Kressel also said that the parishes in the archdiocese might have an obligation to contribute to a final plan, but not because of a legal requirement.

“The fact that the abuse may not be the legal responsibility of the parishes, which they vociferously argue, is hardly the point, any more than their work to help the hungry and homeless are motivated by legal responsibilities,” he said.

Although more than a dozen insurers reached settlements in the archdiocese’s plan for reorganization, they will also need to return to mediation, Kressel said, “in particular, those that reached settlements with the debtor without the agreement of the creditors committee.”

“While there is nothing nefarious about what they did, those settlements have certainly contributed to the creditors committee’s animosity,” he added.

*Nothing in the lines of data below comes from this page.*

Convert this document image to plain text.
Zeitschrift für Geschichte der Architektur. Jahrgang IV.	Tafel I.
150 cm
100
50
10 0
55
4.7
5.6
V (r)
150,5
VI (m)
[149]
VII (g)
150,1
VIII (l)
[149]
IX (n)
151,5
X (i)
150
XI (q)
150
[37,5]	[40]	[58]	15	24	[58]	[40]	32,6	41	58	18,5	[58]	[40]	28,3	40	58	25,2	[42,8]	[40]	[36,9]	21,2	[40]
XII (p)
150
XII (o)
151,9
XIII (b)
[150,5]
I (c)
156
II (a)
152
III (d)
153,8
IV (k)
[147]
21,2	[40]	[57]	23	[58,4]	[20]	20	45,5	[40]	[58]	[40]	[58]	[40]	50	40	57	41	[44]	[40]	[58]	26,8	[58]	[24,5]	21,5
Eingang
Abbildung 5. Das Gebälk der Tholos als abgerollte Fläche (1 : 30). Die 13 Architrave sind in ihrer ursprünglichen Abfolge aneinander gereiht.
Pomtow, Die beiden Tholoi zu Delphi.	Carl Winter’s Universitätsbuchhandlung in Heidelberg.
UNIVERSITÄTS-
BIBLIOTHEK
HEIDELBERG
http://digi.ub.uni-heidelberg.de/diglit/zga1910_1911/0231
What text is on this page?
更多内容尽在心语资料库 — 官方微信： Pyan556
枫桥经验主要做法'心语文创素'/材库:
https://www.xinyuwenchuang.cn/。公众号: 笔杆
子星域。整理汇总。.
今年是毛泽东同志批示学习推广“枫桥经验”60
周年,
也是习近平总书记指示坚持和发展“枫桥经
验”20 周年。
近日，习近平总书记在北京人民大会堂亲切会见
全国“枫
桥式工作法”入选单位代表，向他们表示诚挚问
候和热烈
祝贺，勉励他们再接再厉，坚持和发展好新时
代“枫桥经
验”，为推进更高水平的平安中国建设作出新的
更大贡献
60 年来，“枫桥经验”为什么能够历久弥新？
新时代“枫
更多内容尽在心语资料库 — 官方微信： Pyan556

He added that funds for victims’ compensation could also come from their lawyers. All but 39 of the 453 claimants hired an attorney, he said, and “virtually all of them agreed to pay their lawyers one-third or so of their recovery.” He estimated that the attorneys’ fees could run between $30 million and $40 million or more, depending on the final plan.

The plan proposed by the archdiocese would have provided $156 million to victims of abuse, and it would have protected parishes and several Catholic high schools from further lawsuits from past claims of sexual abuse.

In his order denying the confirmation of the unsecured creditors’ plan, Kressel indicated that the plan had unrealistic expectations for funding sources and would protract the bankruptcy, adding that “reliance on litigation is not a realistic method of repayment to creditors.”

“It is not clear whether the committee’s plan is a plan of reorganization,” he wrote. “It is definitely a plan of future litigation. This future litigation will unnecessarily prolong the bankruptcy case, waste the estate’s resources, and delay payments to creditors, the debtor’s discharge and the successful reorganization of the debtor.”

Both plans were presented to creditors for a vote in March. The majority of clergy sexual abuse claimants voted for the Unsecured Creditors Committee’s plan. The majority of the other creditors voted for the archdiocese’s plan.